I am looking for a workflow and a set of apps that will allow me to collect and organize research. This research is both formal and informal. So the research might be about air filters or from academic journals. I want to store websites, pdfs, videos and anything else really. I also need the system to work on the go. At first someone in this situation might turn to Evernote or OneNote for all these research needs. However, these notation tools don’t work very well sorting, annotating, or tagging pdfs. So instead I use citation managers like Mendeley or Zotero for those tasks (I’ve used both and am still deciding.)
But what about saving web research? What about annotating websites with notes and highlights? To be honest until a few weeks ago I didn’t know web annotation was even a thing. I was searching around for a better way to save links and stumbled on Diigo, which I had heard of years ago, but never really checked out. I had tried Delicious briefly, also several years ago, but never really got into social bookmarking. However, I found that Diigo now features web annotation. This discovery led me to Hypothes.is which featured and article on the new web standards. I remembered meeting someone from the company a few months ago and was curious about which other tools or other methods are around to annotate the web.
This brings me to OneNote. I’ll likely review the other apps in the future, but for this week I will take a look at how OneNote addresses saving and annotating websites. Let’s start with the browser version. Downloading the OneNote Clipper is the best way to save web pages. I have used OneNote for quite a while after switching from Evernote, but didn’t know about this browser extension. I’ve included a screenshot here.
As you can see on the right, there are 4 options for saving a webpage. Full Page saves a screenshot of the entire webpage. Region lets you take a screenshot. Article converts the page to links and text.
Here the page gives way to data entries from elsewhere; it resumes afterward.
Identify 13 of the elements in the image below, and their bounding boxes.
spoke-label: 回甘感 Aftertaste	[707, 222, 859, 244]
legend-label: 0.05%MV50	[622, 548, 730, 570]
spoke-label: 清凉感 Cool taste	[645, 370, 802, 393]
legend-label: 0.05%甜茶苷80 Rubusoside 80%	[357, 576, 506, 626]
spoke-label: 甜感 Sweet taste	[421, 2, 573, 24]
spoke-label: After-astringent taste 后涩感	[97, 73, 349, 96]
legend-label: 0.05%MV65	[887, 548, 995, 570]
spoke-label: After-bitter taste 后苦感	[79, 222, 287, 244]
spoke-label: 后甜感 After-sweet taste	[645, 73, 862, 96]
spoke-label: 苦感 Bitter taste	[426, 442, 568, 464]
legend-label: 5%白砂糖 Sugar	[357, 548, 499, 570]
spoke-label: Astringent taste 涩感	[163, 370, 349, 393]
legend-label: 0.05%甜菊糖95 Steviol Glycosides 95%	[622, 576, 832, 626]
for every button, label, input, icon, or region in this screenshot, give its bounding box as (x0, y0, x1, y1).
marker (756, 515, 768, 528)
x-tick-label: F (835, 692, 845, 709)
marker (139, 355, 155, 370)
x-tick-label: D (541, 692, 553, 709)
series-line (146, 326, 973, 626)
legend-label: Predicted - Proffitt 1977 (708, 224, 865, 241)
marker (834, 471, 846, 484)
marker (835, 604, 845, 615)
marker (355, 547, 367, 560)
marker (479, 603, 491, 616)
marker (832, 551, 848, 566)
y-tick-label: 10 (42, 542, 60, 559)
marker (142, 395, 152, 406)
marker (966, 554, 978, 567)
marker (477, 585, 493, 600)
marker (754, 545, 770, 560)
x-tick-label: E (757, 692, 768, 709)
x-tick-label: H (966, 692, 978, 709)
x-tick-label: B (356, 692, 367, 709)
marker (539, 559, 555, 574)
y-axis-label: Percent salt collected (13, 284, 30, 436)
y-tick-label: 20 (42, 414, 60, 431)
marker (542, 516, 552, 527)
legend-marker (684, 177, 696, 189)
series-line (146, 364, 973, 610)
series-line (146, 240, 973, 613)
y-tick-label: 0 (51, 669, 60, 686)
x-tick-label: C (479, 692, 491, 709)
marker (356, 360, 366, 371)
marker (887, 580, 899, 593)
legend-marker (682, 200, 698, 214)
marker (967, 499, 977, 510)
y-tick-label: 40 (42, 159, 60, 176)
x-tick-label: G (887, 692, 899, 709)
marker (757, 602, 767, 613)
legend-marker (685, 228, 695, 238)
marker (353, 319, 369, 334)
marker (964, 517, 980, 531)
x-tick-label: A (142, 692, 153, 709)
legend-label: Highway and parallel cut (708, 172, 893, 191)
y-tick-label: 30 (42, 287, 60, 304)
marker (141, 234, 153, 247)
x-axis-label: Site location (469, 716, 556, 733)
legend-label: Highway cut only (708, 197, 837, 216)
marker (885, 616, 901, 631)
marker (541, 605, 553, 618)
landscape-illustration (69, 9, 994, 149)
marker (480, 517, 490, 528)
Finally Bookmark creates a rich link. So there is no true web annotation happening in this system; versions of the site are saved for annotation and safekeeping. The iOS app is a little more basic, you can only send a link to a particular section of a notebook. That said I like the Article method. You can save the text to a note with live links. Then you can annotate all of that content. The orignal link is still there too for reference. It’s not ideal, but I do like having everything in one place.
Why would you want to use this with students or for conducting research? First, many Universities have enterprise access to Office 365 so it may be a tool you already have access to. The tool does a great deal of other note-taking tasks as well, so it’s a central note ‘hub’ if you’d like it to be. Note-taking is a key part of the task strategy construct in self-regulated learning research. So research supports the value of note-taking generally. Note taking can also support ISTE student standards. Choosing, researching and annotating websites supports Standard 1 Empowered Learner and Standard 3 Knowledge Constructor. This tool can also support the collaborative aspects of the ISTE students standards since the notebooks can be shared. In terms of the ISTE Educator Standards, I think web annotation and notetaking support the following portion of Standard 5: “Use technology to create, adapt and personalize learning experiences that foster independent learning and accommodate learner differences and needs.”
So, for saving websites and integrating them with other media, this tool does a great job. The broad organizational features also are helpful. However there is room for improvement. First, the tool is not truly annotating as the other apps listed above do. Screenshots and text versions of the site are not the same as notes and highlights on the actual webpage. This is a tradeoff for the more powerful media affordances OneNote offers. Also, the tagging functionality is a little weird. There are tags in OneNote, but they appear to be predetermined. Tagging and annotation work well in Diigo, however the downside is you then have a bunch of links existing on an e-island. I looked at integrating OneNote and Diigo through IFTTT or Microsoft Flow etc, but didn’t find anything. So for this review, weblink saving and annotating in OneNote is good but not great. It integrates with my existing notes (since I’m already a OneNote user), but there is room for improvement. Web annotation is an exciting development that should be utilized more broadly. If I were to speak to the developers I would definitely ask for richer tagging and integration with websites directly for annotation.